One such example is Synergration, a seven-year-old company based in the Philadelphia area, which specializes in developing and marketing applications that integrate with Intuit QuickBooks accounting software. An early member of Intuit's developer network, the company has a sizeable installed base among QuickBooks users but recently decided the time was ripe to introduce a hosted offering that would integrate with QuickBooks data. As luck would have it, Intuit shortly afterwards introduced the QuickBase Developer Program, which provides development tools and an application infrastructure based on Intuit's hosted database platform. It also includes integration to QuickBooks data stored on local client machines.

This platform-as-a-service offering allows Synergration to bring a SaaS offering to market without having to build and maintain its own hosted infrastructure, said Synergration's president, Tom Crawford, when we spoke about the project last month. "It gives an easy way to get into SaaS so that we get this recurring revenue stream," he told me.

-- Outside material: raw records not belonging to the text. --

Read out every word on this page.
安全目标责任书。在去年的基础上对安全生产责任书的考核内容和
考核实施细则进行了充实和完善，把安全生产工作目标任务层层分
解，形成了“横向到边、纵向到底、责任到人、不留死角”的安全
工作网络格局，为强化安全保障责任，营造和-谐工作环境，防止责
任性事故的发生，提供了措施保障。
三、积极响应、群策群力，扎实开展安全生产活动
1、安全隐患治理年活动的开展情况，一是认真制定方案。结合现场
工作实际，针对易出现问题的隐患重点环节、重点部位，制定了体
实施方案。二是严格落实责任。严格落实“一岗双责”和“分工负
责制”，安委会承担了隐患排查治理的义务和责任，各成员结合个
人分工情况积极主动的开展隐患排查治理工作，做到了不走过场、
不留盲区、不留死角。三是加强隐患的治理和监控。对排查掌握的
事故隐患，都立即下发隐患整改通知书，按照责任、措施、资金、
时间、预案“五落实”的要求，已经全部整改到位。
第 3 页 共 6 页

As a result, Synergration is now gearing up for a wholesale shift from its historical licensed software business to a SaaS model:

"I see it being a mainline focus not only for our development but also a big chunk of our revenue stream," said Crawford. "Up until six months ago, all our development and sales efforts focused on our desktop product set. We see this as a transition stage for our company to move towards a SaaS organization."

Synergration's new contact management and prospecting application is designed to appeal to QuickBooks users who want to add these capabilities to work alongside the financials package. Delivering this as a SaaS package may ruffle a few feathers with customers uncomfortable about transmitting data into the cloud, said Crawford, but on the flipside it is much easier to support remote workers using SaaS than with an on-premise package.

"The stereotypical QuickBooks user is not very tech-savvy," said Crawford. "They know how to run QuickBooks, browse the Web and send emails. We know there is a real hole in the market for CRM and prospecting tools that really integrate with QuickBooks. We really see that as an opportunity, and it happened to coincide with the release of the new platform from Intuit."

A low monthly recurring subscription is also very attractive for these customers when compared to an upfront spend of several thousand dollars on licenses to roll out a package like ACT! to every member of a sales team. Synergration sees several advantages from the vendor point of view too. It expects support costs to be lower because there's no local installation of software. It is looking forward to watching the revenue come in month after month instead of facing the recurring pressure of having to market and sell version upgrades every few years.

Most of all, though, its marketing costs will remain low because Intuit itself will be promoting partners' QuickBase-built offerings to its massive user base — with integration to the QuickBooks data being a unique selling point for vendors that take advantage of it.

"That's what differentiates this from other PaaS offerings," Crawford told me. "QuickBooks has several million users and they're making that data available in the platform. You have a [huge] prospect base."